Inditex reigns unopposed in fashion

Inditex reigns unopposed in fashion

Neither the eternal rival, H & M, nor the aspiring one, Fast Retailing (Uniqlo), seem one more year in a position to threaten the hegemony of the world leader in textile distribution, Inditex. The group founded by Amancio Ortega closed 2017 with a profit of 3,368 million euros, 7% higher than the previous year, and sales of 25,336 million, 9% higher than in 2016. In addition, he managed the highest net margin among the main players in the sector, 13%.

In the same period, its main competitor, H & M, reduced its profit by 13%, to 1,655 million euros, despite increasing its turnover by 4%, up to 20,449 million. Its net margin was 8%. The Swedish chain is having problems adapting to the transformation that is undergoing a sector in which physical stores are no longer everything. Although it ensures that its online channel is "good", it is not going so strong as to compensate for the problems of its establishments, which had a weak performance during the year.

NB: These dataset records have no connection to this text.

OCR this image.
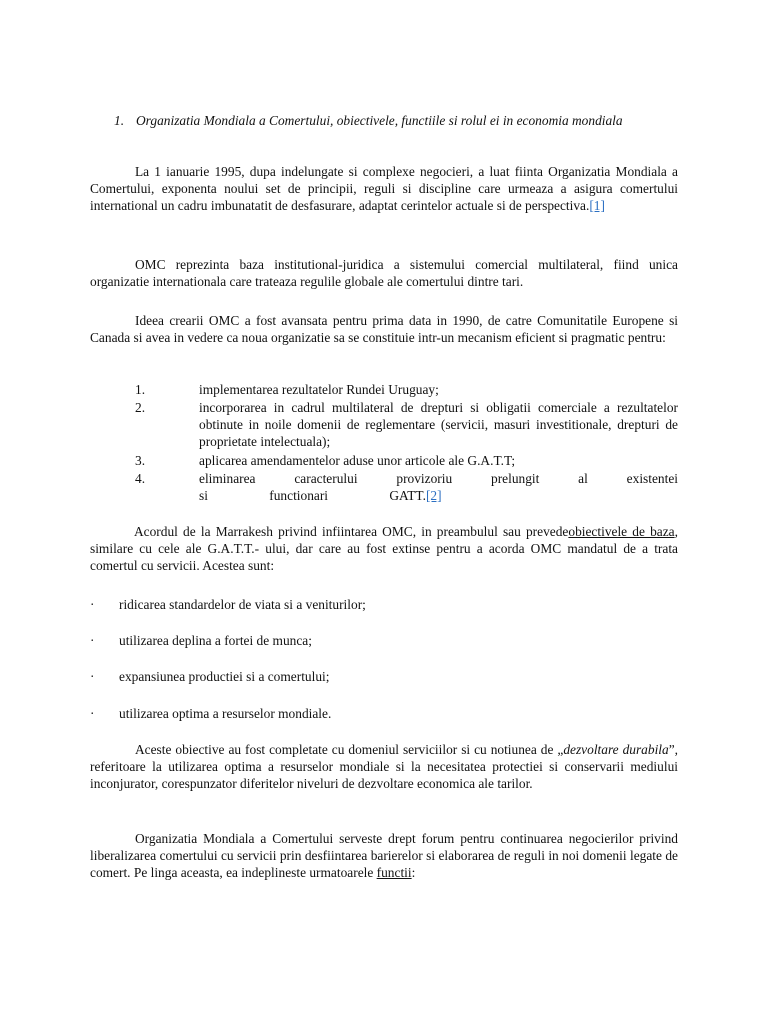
1. Organizatia Mondiala a Comertului, obiectivele, functiile si rolul ei in economia mondiala

La 1 ianuarie 1995, dupa indelungate si complexe negocieri, a luat fiinta Organizatia Mondiala a Comertului, exponenta noului set de principii, reguli si discipline care urmeaza a asigura comertului international un cadru imbunatatit de desfasurare, adaptat cerintelor actuale si de perspectiva.[1]

OMC reprezinta baza institutional-juridica a sistemului comercial multilateral, fiind unica organizatie internationala care trateaza regulile globale ale comertului dintre tari.

Ideea crearii OMC a fost avansata pentru prima data in 1990, de catre Comunitatile Europene si Canada si avea in vedere ca noua organizatie sa se constituie intr-un mecanism eficient si pragmatic pentru:

1.	implementarea rezultatelor Rundei Uruguay;
2.	incorporarea in cadrul multilateral de drepturi si obligatii comerciale a rezultatelor obtinute in noile domenii de reglementare (servicii, masuri investitionale, drepturi de proprietate intelectuala);
3.	aplicarea amendamentelor aduse unor articole ale G.A.T.T;
4.	eliminarea caracterului provizoriu prelungit al existentei
si functionari GATT.[2]

Acordul de la Marrakesh privind infiintarea OMC, in preambulul sau prevedeobiectivele de baza, similare cu cele ale G.A.T.T.- ului, dar care au fost extinse pentru a acorda OMC mandatul de a trata comertul cu servicii. Acestea sunt:

· ridicarea standardelor de viata si a veniturilor;
· utilizarea deplina a fortei de munca;
· expansiunea productiei si a comertului;
· utilizarea optima a resurselor mondiale.

Aceste obiective au fost completate cu domeniul serviciilor si cu notiunea de „dezvoltare durabila”, referitoare la utilizarea optima a resurselor mondiale si la necesitatea protectiei si conservarii mediului inconjurator, corespunzator diferitelor niveluri de dezvoltare economica ale tarilor.

Organizatia Mondiala a Comertului serveste drept forum pentru continuarea negocierilor privind liberalizarea comertului cu servicii prin desfiintarea barierelor si elaborarea de reguli in noi domenii legate de comert. Pe linga aceasta, ea indeplineste urmatoarele functii:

Fast Retailing, whose fiscal year ended on August 31, has been self-proclaimed as aspiring to the world throne of fashion retail. But the Japanese company remains far from its goal despite closing a great exercise. Its profit increased by 29.8% to 1,191 million of euros after its sales made it 14.4%, to 16,391 million euros. Both parameters show a net margin of 7.2%, very far from what was achieved Inditex, which implies that The Spanish company manages its expenses more efficiently and is able to transform a greater percentage of its turnover into profits. A Fast Retailing has a potential margin for significant external improvement. Only 4.2% of its sales were made outside of Japan.

Primark accounted at the end of its fiscal year -including between October 2017 and September 2018- a profit of 8,560 million euros, 6% higher than the previous year. Its profit stood at 965 million, 14.7% higher than the previous year. The Irish chain, which has 45 stores in Spain and has become the main competitor of the Galician group in its country of origin, is also the one that comes closest to it in terms of efficiency, with a net margin of 11 ,two%. However, the group did not close a good year because, if it were not for the increase of its stores in fifteen, its profit, in terms of comparable area, would have fallen by 2.1%.

Although it is far from optimizing its sales, The US GAP has managed in its last fiscal year to reverse the inertia of recent years and increase its profit for the first time since 2014. The group achieved earnings of 694 million euros, 25% higher than the 554 million of the previous year, after several years of a profound restructuring after the failure of its international expansion. He did it by optimizing his sales, which barely grew by 2.2%, to 12,990 million euros. 80% of its turnover came from its country of origin, the United States, while its sales in Asia and Europe worsened.